Mild, but easily surmounted, expected difficulties include the fact that the authors example code is in tensorflow, and we have only basic familiarity with this framework. However, the authors have posted most of the code needed to replicate their paper. Additionally, Wang and Blei's article describes their algorithms clearly, and the data used in their study is available.

Lastly, the original code for the paper is not in the public domain, but we expect the authors to be reachable via email or via the github repo that provides tutorial / example code for the paper.

Questions

  1. Given that the original paper performs a simulation study, and we don't directly have access to the exact random seeds used in the article, are the editors of ReScience C okay with a replication that leads to the same qualitative conclusions even if the results are not identical?
  2. Beyond the pure replication of the article's results, are the editors of ReScience C okay with our providing further analysis and commentary of the original data and methods? All such analysis and commentary will be reproducible and open source via github with data and code.
rougier commented 4 years ago

Hi @timothyb0912,

Sorry for the late answer and to answer your question:

  1. It's the case of most of the replication we have published so far because generally authors do not save the random seed. So it's perfectly acceptable (it's the norm actually) to do a replication and to provide new results that cannot be bit for bit the same as the orignal. However, you'll need to explain why they are similar or equivalent (that's generally domain dependent).

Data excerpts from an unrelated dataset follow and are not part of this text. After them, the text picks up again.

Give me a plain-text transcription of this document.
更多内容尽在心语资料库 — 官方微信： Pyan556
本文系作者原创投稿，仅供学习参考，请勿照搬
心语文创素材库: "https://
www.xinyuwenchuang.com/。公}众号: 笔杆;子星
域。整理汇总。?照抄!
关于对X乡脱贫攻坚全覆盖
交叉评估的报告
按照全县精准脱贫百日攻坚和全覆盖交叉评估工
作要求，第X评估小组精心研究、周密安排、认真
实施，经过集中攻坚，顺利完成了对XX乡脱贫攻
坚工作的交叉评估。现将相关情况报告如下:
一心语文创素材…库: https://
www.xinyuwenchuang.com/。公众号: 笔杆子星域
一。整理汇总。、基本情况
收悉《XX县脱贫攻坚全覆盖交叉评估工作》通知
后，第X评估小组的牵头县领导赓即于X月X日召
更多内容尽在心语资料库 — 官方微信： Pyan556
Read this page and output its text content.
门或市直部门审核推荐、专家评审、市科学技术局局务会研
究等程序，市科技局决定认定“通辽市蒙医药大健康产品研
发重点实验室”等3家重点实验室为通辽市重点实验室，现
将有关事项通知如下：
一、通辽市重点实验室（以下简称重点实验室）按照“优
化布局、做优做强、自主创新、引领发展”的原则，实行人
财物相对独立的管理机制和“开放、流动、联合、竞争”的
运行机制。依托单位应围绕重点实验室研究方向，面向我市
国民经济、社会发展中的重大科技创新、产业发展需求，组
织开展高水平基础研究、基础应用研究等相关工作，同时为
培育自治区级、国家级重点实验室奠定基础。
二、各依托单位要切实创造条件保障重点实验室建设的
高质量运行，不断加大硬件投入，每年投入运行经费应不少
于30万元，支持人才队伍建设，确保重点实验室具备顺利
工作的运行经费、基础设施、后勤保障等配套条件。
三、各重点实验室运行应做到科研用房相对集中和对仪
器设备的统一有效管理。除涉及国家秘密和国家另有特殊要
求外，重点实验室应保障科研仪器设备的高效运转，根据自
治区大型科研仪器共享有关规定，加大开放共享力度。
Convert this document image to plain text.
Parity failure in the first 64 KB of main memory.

  2. Once you've replicated the original results, you can of course provide further analysis in the same paper. If you think this further analysis is an original work, you migth also consider writing a new article only on this part and submit it to another journal and pusblish only the replication in ReScience.

I'm cc'ing other editors in chief if they want add precision: @khinsen @benoit-girard @oliviaguest

oliviaguest commented 4 years ago

Thank you for tagging me, Nicolas! So my two cents to add to what Nicolas said above:

  1. Given that the original paper performs a simulation study, and we don't directly have access to the exact random seeds used in the article, are the editors of ReScience C okay with a replication that leads to the same qualitative conclusions even if the results are not identical?

You can also (try to) contact the original authors and obtain their random seeds, if useful. Either way, of course, is totally fine.

  1. Beyond the pure replication of the article's results, are the editors of ReScience C okay with our providing further analysis and commentary of the original data and methods? All such analysis and commentary will be reproducible and open source via github with data and code.

I would suggest that it is not salami-slicing to separate these out, as Nicolas also said above of course. I would also say that if it were me, I would separate these out as they are different contributions to science.

Hope these answers help and please ask follow up questions to fully clarify things, if needed! ☺️

timothyb0912 commented 4 years ago

@rougier and @oliviaguest,

Awesome, and thanks for the quick replies! We'll get started on the replication and then follow up with an issue in your submissions repo afterwards.

Thanks for doing all the hard work of maintaining this journal!

oliviaguest commented 4 years ago

@timothyb0912 excited to see your work and thank you too! 😊